Inquests fuel press speculation

Popular and lengthy inquests were held by Coroner Wynne Baxter on the victims falling under his jurisdiction, which was the majority of them, and he fuelled the press coverage to fever pitch. He was not grudging in dishing out his criticism of witnesses. By the time the murders came to an end in 1891, the proprietors of the Working Lads' Institute had had enough of the noisy, unruly, proceedings and informed Baxter that he could find a different venue for his next inquest.

The murder of Mary Kelly, in November 1888, was accompanied by mutilation of such ferocity that it beggared description, and, for once, left the press short of superlatives. The murder had been committed on the day of the investiture of the new Mayor of London and the celebrations were soon overshadowed by the news of the Ripper's latest atrocity.

The Metropolitan Commissioner of Police, Sir Charles Warren, resigned at the time of the Kelly murder, after a long history of dispute with the Home Office, and was replaced by James Monro.

 

The panic subsides

After the Kelly murder, and many more abortive arrests, the panic began to die down a little and a more quiescent atmosphere began to reign. In early 1889 lnspector Abberline left, to take on other cases, and the inquiry was handed over to Inspector Henry Moore. His last extant report on the murders is dated 1896, when another 'Jack the Ripper' letter was received. There were brief flurries of press activity and wild suggestions that the 'Ripper' had returned on the occasions of the subsequent murders. However, Sadler was the last serious suspect arrested, and his seafaring activities obviated him from blame for the 1888 murders.

It will be seen from the foregoing that this is a mystery, when stripped of its fictional trappings, which provides all the raw material the imaginative writer or armchair detective could hope for. So popular is the subject that meticulous and scholarly research is carried out on the background of all the characters named in the story. Detailed plans are drawn and Victorian census returns and post office directories are consulted. The newspapers of the time are trawled for every scrap of information. Every minor detail revealed and added is hailed as a major triumph of research, sometims even justifying a book.

 

The files and other source material

New Scotland Yard have no files on the murders, nor details of the inquiry. The documents have been transfered over to the Public Record Office at Ruskin Avenue, Kew. They are:

MEPO 1/48 Commissioner's letters, confidential and private, 1867-91

MEPO 1/54 Out Ietters, 1890-1919

MEPO 1/55 Letters to Home Office etc., 1883-1904

MEPO 1/65 Letters from Receiver to Home Office etc., 1868-91

MEPO 2/227 Police reinforcements for Whitechapel after Pinchin St. murder 1891

MEPO 31140 Files on each of the Whitechapel murders (that on Emma Smith missing)

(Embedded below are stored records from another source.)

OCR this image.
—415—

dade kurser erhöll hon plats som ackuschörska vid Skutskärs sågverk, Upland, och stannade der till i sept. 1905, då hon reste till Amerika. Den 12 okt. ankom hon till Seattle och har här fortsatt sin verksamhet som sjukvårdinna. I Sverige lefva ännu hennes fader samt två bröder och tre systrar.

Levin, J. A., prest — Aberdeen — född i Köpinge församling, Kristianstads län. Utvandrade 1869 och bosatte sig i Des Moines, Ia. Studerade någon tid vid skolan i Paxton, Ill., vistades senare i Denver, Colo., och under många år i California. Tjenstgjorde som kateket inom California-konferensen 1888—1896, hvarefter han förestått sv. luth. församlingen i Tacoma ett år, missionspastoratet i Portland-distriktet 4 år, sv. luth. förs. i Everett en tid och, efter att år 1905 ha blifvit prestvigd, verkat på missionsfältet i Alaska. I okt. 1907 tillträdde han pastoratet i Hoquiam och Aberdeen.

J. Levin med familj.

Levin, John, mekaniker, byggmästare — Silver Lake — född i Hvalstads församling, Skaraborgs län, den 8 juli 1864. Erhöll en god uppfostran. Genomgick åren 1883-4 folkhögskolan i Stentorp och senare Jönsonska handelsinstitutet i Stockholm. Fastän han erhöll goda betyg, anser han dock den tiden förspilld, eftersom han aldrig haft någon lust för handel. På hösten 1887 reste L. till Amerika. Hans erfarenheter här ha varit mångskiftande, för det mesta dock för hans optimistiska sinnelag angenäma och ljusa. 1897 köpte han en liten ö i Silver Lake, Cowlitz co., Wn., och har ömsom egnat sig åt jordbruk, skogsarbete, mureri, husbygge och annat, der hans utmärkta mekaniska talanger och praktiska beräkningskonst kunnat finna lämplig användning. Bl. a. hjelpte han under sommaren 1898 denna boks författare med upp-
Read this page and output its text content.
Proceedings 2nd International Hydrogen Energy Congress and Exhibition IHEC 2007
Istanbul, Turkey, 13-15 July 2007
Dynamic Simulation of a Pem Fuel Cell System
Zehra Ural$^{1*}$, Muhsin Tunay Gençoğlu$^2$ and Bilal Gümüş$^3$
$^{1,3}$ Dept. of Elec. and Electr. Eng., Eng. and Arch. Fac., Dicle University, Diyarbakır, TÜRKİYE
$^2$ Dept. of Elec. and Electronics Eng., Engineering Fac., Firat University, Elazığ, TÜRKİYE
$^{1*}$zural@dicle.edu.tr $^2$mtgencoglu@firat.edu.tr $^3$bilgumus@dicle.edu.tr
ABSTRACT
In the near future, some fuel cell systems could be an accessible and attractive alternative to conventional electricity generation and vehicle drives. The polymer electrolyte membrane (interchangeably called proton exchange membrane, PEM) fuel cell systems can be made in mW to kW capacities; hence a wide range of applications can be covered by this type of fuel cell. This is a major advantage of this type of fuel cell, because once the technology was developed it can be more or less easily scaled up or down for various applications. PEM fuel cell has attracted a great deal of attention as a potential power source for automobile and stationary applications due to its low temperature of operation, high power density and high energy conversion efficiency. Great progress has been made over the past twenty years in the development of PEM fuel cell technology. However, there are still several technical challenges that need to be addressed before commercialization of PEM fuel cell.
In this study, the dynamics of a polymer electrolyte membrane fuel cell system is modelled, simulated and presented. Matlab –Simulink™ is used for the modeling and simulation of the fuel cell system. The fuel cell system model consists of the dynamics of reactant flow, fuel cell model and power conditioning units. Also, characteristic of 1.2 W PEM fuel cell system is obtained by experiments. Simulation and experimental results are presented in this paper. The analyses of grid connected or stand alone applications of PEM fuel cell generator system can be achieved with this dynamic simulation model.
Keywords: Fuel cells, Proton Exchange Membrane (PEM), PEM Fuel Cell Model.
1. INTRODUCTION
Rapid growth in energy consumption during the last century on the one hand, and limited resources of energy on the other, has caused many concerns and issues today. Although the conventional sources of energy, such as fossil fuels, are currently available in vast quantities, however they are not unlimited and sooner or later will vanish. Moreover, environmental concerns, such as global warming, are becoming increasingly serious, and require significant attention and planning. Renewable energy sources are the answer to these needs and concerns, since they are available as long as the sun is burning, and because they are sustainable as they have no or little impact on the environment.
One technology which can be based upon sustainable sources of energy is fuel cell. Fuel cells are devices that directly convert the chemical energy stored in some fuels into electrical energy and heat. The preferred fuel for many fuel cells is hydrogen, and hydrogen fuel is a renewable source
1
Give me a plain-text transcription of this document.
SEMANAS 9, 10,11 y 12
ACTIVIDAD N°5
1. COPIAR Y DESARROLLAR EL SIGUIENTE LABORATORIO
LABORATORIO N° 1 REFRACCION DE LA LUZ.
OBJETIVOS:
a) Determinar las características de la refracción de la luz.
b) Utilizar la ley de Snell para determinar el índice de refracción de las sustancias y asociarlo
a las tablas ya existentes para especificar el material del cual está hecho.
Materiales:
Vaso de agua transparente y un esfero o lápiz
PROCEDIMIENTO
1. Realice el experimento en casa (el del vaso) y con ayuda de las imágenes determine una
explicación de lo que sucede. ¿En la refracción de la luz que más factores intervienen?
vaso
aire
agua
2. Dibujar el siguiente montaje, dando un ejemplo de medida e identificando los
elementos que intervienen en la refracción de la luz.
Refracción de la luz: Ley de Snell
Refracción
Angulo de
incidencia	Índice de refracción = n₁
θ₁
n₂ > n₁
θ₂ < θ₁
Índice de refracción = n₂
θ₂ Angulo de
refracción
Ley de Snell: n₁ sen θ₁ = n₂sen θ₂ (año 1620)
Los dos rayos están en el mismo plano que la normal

MEPO 3/141 Whitechapel murders, miscellaneous correspondence and suspects

MEPO 3/142 Jack the Ripper' letters

MEPO 3/3153 Documents on the Whitechapel murders returned to Yard in 1987

MEPO 3/3155 Photographs of Whitechapel Murder victims (original of Stride missing)

MEPO 3/3156 Copy of photograph of Elizabeth Stride

There is much material to be seen in these files though probably as much again is now missing, some as a result of petty pilfering and others were simply destroyed in past years.

Many books have been written on the subject, and they vary in quality. Some concern individual suspects, whilst others are aimed more for the student and researcher, and contain most of the facts available, thus avoiding expensive and time-consuming research.

However, the serious historian is directed to the primary Metropolitan Police (MEPO) sources listed above, as well as the Home Office files which are also available at the Record Office.